Miss Mia Sopaipilla is doing her Queen Victoria impression again, so you know it’s not going to be sunny and fiddy-sumpin’ today in The Duck! City.
Happily, it was sunny and fiddy-sumpin’ the past couple of days, so I was able to get out and about on a two-wheeler, in this case the Co-Motion Divide Rohloff.

My man Chris Coursey, a beach bum and journo who rose from his humble origins to become Santa Rosa’s mayor and then a Sonoma County supervisor, probably longs for the days when he had to drive to the California coast to see a few gajillion tons of water in motion.
Friday and Saturday marked my first off-road rides of 2023, and they were a nice change from running, which I will probably return to today, if I can pull myself together in time to beat the rain to the punch.
Yes, the wizards are predicting rain, and even a small chance of snow, so I guess we’re getting a little spillover from the atmospheric rivers that have been drenching the West Coast.
I’ve never had to contend with weather like that, and I hope to keep that lucky streak unbroken. It makes the occasional four-foot Colorado snowstorm look like a day at the beach with a cold sixer and a hot girl.

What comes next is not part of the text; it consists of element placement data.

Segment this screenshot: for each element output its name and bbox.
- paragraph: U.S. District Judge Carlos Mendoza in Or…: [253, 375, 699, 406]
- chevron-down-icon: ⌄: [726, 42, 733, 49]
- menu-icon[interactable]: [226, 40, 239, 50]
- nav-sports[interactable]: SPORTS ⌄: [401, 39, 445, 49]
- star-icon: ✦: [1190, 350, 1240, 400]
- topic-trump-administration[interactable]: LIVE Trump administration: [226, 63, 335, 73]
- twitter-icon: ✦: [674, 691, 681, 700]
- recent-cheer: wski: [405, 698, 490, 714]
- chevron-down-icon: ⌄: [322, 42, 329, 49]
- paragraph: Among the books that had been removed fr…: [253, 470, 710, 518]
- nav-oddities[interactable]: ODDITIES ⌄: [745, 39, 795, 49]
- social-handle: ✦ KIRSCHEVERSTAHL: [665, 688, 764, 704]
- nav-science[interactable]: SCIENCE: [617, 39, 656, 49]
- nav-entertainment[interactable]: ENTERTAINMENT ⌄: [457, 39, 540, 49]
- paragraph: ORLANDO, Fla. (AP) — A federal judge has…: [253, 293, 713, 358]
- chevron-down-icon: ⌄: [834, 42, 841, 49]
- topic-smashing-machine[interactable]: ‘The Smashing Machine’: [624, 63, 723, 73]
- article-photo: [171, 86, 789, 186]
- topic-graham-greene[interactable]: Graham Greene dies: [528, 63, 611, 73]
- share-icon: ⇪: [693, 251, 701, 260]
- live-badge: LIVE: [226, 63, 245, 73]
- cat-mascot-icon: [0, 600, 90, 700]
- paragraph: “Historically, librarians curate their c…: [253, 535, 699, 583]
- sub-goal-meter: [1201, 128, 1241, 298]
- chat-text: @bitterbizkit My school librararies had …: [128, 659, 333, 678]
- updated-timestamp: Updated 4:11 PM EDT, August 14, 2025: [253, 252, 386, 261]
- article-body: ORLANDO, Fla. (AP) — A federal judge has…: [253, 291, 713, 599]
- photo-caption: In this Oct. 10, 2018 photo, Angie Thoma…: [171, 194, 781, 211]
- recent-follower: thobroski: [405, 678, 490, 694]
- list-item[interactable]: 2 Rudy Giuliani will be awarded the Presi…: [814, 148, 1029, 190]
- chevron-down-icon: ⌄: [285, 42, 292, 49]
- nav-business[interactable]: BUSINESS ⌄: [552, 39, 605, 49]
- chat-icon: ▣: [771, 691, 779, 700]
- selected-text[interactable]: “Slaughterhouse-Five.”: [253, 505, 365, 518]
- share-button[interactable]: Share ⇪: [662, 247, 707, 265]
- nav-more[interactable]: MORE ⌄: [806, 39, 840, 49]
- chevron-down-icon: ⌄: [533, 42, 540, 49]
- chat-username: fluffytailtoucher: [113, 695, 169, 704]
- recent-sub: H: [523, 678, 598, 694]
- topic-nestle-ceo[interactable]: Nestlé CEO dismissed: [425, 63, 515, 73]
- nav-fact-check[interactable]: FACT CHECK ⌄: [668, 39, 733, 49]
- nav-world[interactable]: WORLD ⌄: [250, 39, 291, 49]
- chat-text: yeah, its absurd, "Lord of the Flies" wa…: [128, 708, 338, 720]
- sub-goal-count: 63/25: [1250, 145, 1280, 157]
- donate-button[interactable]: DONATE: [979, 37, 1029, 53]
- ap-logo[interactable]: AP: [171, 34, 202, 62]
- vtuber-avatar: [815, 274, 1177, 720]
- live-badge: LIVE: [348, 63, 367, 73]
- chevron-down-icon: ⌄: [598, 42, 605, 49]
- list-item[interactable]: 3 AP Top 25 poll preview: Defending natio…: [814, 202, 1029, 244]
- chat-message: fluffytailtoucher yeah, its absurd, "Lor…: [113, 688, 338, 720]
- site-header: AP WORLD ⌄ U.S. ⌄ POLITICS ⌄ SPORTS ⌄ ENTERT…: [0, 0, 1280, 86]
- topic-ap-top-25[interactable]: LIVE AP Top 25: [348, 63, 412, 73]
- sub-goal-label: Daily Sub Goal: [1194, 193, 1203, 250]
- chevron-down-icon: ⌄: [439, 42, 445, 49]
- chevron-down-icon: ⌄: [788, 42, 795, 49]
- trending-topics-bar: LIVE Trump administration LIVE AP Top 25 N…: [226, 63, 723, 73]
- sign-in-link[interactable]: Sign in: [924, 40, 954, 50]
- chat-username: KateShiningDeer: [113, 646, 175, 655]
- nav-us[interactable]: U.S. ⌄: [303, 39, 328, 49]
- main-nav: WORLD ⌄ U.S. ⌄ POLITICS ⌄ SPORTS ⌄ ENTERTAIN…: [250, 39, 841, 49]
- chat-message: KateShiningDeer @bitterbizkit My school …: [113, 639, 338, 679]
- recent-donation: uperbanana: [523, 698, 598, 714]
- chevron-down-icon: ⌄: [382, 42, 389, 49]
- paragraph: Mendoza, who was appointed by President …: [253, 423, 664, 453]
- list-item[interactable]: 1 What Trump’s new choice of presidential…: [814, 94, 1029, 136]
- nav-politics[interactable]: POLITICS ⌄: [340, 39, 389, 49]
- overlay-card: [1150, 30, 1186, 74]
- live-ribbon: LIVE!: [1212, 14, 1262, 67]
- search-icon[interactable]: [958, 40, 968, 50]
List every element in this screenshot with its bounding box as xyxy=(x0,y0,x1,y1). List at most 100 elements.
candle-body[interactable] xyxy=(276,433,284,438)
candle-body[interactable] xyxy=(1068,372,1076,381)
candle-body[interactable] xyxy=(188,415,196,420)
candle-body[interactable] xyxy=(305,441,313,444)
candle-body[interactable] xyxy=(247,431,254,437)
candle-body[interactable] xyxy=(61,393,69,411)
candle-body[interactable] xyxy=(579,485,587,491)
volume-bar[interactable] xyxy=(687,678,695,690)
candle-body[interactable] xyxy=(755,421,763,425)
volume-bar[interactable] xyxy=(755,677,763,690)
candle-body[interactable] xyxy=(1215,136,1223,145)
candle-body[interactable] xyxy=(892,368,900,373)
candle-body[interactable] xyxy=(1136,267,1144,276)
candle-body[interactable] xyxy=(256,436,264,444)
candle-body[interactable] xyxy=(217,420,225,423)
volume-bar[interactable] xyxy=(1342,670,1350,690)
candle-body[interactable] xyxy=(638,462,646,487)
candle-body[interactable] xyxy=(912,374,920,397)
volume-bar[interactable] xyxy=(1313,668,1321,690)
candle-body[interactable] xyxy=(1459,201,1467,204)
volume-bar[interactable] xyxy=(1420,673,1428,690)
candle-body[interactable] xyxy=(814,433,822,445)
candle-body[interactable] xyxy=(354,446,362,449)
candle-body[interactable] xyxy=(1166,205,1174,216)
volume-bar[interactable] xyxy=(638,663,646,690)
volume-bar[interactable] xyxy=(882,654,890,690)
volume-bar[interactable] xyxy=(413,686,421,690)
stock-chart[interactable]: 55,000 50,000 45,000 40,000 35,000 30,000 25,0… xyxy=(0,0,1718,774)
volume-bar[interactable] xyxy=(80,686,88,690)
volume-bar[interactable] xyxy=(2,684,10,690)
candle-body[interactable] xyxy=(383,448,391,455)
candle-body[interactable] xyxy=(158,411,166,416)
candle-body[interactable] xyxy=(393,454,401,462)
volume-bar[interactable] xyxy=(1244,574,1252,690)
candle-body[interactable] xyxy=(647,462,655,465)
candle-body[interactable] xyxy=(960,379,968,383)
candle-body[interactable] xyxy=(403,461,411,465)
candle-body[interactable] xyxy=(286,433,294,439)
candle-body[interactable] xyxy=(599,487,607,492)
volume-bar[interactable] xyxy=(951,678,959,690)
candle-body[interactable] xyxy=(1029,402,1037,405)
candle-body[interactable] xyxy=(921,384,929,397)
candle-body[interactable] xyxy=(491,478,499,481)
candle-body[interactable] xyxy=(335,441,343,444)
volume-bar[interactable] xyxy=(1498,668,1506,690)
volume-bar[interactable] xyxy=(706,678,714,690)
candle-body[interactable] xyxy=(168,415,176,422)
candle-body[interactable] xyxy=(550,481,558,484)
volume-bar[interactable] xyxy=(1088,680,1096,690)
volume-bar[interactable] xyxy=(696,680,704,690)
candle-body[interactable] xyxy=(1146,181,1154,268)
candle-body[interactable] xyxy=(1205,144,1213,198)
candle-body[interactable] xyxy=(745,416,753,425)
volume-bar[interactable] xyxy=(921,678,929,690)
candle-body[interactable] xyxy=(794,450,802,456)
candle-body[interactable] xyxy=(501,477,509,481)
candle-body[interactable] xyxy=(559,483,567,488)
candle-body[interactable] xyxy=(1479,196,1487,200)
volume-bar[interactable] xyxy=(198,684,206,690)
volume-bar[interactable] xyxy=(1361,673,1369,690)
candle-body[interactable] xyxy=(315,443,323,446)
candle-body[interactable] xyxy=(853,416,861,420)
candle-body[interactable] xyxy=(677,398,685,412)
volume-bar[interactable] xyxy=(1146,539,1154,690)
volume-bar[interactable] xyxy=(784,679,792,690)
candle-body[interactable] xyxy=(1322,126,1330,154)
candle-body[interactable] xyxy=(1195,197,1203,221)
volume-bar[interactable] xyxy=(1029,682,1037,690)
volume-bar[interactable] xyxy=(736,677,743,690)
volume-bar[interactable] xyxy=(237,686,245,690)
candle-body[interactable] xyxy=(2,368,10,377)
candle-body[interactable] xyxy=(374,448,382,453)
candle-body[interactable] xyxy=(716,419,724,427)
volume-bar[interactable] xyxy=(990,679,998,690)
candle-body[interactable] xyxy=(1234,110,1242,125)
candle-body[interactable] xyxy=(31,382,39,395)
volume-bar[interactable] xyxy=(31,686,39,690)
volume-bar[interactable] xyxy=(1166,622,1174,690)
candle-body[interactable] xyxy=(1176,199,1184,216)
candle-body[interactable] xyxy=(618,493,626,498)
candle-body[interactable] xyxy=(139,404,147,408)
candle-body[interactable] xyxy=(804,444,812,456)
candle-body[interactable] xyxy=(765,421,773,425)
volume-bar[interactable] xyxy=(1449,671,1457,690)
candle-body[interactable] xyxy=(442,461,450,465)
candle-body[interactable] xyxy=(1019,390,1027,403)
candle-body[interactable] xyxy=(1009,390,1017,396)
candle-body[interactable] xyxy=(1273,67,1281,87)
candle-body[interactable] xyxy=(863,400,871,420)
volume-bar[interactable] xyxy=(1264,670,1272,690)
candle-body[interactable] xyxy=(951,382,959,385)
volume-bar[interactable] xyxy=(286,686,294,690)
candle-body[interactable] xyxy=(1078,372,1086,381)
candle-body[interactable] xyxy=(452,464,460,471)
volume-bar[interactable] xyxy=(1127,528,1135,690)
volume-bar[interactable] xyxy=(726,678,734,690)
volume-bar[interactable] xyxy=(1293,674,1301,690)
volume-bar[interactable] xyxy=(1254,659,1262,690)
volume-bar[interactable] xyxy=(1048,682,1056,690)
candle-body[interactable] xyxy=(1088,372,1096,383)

Tags: atmospheric river, Chris Coursey, Co-Motion Divide Rohloff, Miss Mia Sopaipilla, Santa Rosa, Sonoma County
January 15, 2023 at 9:16 am |
My guitar buddy’s home town is Santa Cruz, and they lived in San Jose for many years before retirement. Although their holiday trip to the Bay Area was wet, it was nothing like what Chris is getting now. The planet is on fire, except in Santa Rosa right now. Hopefully the forest fires will take a break this year after this wet winter.
First bike I would “appropriate” from your stable is the Jones. But that Co-motion is a close second.
January 15, 2023 at 11:31 am |
I just texted with my pals Chris and Merrill in Santa Rosa and they say they’re doing a’ight. Pretty up there in the wine country, but they have had their challenges in recent years.
The folks down to Monterey County are taking a beating too, along with the Tahoe area. And now Flagstaff is talking about getting maybe two feet of snow? The wizards are still talking rain here but I think they may need to apply a little Windex to their crystal ball.
That Co-Motion is a fine machine for these parts. The bars aren’t so wide that I can’t squeeze through the narrow trailhead gates and the low end is lower than a New York Republican’s standard for truth-telling. Good for the elderly knees.
January 16, 2023 at 7:57 am |
Patrick, you reminded me of something rattling around in the back of my head from some prior reading I did back when I had a brain. Here is a interesting article, at the link below, about the geologic history of catastrophic (to human) atmospheric river storms in California. The really bad ones apparently happen, statistically, every couple hundred years and flood low lying inland areas. In 1861 it rained for 43 days straight and flooded the Central Valley, including the state capitol. So this is not a new meteorological cycle but as Lynn Ingram (geosciences, UC Berkeley) says, might well get worse with a warming ocean coupled with ground subsidence in California caused by groundwater pumping. Imagine the 1861 Pineapple Mega-Express with the current Central Valley thirty feet lower than it was back then.
https://nexusmedianews.com/the-deep-history-of-californias-catastrophic-flooding-33534fc14a9f/
January 16, 2023 at 9:29 am |
Good lookin’ out there, Hoss. My man Chris was working for The Press Democrat back in 1986, when that Russian River flood photo was taken. I expect he remembers it.
We live in interesting times, do we not? This morning’s post takes note of two stories about Scottsdale putting a cork in water sales to Rio Verde Foothills because they just ain’t enough to go around.
Too much here, too little there … where’s the Goldilocks Country at?